Encore quelques semaines avaient passé durant lesquelles mes idées n'avaient été que tourbillon de questions. Roric et moi n'avions jamais vraiment reparlé de cette soirée et je commençais à me dire qu'elle ne l'avait pas particulièrement marqué.
J'avais pourtant cette impression de découvrir une tristesse cachée dans ses peintures. Les lumières des néons qu'il avait l'habitude de peindre semblaient alourdir la posture de ses personnages. Les quelques traits que je percevais sur le visage de ces derniers semblaient pesants d'épuisement.
En m'aventurant dans le studio de mon ami un matin où je le visitais, j'étais tombé sur de vieux tableaux qu'il n'avait jamais vendus. J'avais été surprise de constater que je retrouvais encore cette tristesse visuelle. Si c'était réellement Roric qui l'avait peinte, et non mon imagination qui interprétait le tout de manière erronée, alors cette émotion datait d'avant notre soirée désastre dans les sous-sols.
Constamment, une pensée revenait à moi. Il aurait suffi que Roric m'éloigne de cette pièce maudite quelques secondes plus tôt. Tout aurait pu continuer comme avant si je n'avais pas eu la chance de desserrer les poings, de m'ouvrir. Mais j'étais resté là-bas à écouter ce discours et je ne pouvais plus rien y changer.
Ainsi donc, je m'étais résignée à écouter ce nouvel instinct qui me criait de quitter Paradoxe.

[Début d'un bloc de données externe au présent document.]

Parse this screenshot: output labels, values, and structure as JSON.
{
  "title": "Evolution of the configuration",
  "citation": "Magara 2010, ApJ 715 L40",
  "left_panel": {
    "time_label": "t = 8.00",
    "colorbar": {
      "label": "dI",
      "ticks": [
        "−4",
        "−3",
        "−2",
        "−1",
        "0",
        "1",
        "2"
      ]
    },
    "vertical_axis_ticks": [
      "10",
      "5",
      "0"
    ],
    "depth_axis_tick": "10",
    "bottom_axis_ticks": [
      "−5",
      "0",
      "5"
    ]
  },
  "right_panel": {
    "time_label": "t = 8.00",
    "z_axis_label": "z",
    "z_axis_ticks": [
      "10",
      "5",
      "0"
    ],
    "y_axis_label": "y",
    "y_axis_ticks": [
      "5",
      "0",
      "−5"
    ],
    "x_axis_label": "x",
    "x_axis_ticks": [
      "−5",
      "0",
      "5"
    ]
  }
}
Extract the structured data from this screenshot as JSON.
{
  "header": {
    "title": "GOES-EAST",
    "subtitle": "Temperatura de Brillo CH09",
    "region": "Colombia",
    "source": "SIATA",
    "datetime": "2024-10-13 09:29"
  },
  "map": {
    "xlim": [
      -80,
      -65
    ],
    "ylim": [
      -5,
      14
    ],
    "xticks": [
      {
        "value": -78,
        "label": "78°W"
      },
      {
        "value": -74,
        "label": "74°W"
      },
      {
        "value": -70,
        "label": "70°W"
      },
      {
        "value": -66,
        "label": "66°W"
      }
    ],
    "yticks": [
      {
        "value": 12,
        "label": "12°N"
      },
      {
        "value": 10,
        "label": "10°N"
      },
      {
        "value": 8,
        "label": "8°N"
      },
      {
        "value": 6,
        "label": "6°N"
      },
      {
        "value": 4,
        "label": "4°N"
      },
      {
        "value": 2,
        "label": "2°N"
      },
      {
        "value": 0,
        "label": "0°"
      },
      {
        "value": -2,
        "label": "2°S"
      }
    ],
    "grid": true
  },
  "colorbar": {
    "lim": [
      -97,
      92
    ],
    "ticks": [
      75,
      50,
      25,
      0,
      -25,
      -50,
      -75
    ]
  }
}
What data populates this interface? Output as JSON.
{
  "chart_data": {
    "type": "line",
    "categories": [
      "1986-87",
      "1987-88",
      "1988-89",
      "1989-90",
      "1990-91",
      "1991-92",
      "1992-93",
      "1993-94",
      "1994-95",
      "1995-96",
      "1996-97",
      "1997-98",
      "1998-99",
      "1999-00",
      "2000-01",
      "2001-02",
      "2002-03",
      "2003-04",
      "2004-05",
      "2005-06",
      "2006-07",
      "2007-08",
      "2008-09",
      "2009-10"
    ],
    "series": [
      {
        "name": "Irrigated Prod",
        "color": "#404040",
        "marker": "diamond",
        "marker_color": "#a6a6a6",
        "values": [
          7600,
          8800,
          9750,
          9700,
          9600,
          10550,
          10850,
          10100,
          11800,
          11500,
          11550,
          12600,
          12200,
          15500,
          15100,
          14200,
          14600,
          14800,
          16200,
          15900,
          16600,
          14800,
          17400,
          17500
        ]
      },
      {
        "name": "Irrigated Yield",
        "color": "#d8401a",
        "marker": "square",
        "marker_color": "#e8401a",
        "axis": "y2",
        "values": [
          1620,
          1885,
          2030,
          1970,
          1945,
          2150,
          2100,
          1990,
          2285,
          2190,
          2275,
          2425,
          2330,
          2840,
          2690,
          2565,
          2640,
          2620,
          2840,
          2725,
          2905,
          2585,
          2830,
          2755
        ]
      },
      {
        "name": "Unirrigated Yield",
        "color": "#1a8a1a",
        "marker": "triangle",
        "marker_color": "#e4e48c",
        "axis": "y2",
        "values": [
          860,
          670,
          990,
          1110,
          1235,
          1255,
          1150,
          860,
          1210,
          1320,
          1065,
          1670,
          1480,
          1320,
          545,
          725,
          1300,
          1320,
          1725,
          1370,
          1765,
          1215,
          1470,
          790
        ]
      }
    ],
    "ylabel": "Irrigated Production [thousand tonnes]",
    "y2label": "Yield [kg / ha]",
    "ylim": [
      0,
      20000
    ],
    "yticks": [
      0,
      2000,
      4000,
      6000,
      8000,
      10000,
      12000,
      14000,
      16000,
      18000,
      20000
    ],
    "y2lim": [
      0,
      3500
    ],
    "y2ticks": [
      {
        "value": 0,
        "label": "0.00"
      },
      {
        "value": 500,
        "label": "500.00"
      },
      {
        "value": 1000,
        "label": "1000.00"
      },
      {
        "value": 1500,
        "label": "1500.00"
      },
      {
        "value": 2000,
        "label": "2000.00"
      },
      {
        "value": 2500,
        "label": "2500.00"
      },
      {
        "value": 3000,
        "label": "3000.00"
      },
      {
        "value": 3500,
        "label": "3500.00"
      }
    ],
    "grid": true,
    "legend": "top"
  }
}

Le choix avait été difficile, mais je ne voulais plus de cette bataille à l'intérieur de moi.
J'apercevais des étoiles filantes, des réveils et des couchers au soleil. J'étais fixé sur l'avenir, sur mon départ. La nostalgie que je tentais de ressentir quant à ma ville natale ne pouvait se fixer en moi. Les parois de mon cœur étaient trop glissantes d'anticipation.
En quelques jours, tout mon appartement était dans des sacs prêts à m'accompagner dans ce périple. Une fois à l'extérieur, j'avais prévu d'habiter quelques mois chez mes parents avant de trouver un lieu où il me plairait de vivre.
Roric était venu me reconduire à la gare des bateaux le jour de mon départ. Il m'avait retenu par le bras au moment où je posais le pied sur la rampe menant au pont du navire.
Après m'avoir regardé fixement dans les yeux, il m'avait avoué ne pas oser m'admirer. Toute sa carrière était dans Paradoxe. Sortir, même pour s'inspirer, aurait signifié sa chute.
Je l'avais observé partir, ma tête et tout mon corps engourdis. Roric rêvait donc lui aussi du monde extérieur.
Le bateau sur lequel je me trouvais s'était mis en route, quittant le port sous-terrain de Paradoxe.
En vendant mon appartement, j'avais dû remplir un formulaire attestant que je quittais la ville pour de bon. Cette dernière était tellement peuplée qu'il y avait à peine de place pour les hôtels de touristes. Les gens attendaient pendant de nombreuses années avant de pouvoir emménager au sein de la ville-bâtisse. Ceux qui la quittaient ne pouvaient pas revenir.
Il n'avait fallu
que quelques mois
pour mener à ma
déroute
Pour exténuer
toute une vie
d'urbanité.
L'embarcation de métal à bord de laquelle je voyageais avait émergé des profondeurs, suivant le cours de l'eau. La lumière de l'étoile terrestre avait enduit le navire de chaleur et aussi simplement, de manière si peu cérémonieuse, je m'étais retrouvée à l'extérieur. Je vivais la liberté.
Je voyais des champs qui s'élançaient jusque dans le lointain. Le vide à perte de vue. Je m'étais retournée, pour apercevoir la cité une dernière fois. Elle se tenait droite, immuable parmi ses nuages de brouillards fumants.
Et la liberté
qui bout toujours en moi
Et l'immensité
prison infinie dans laquelle je pose pied.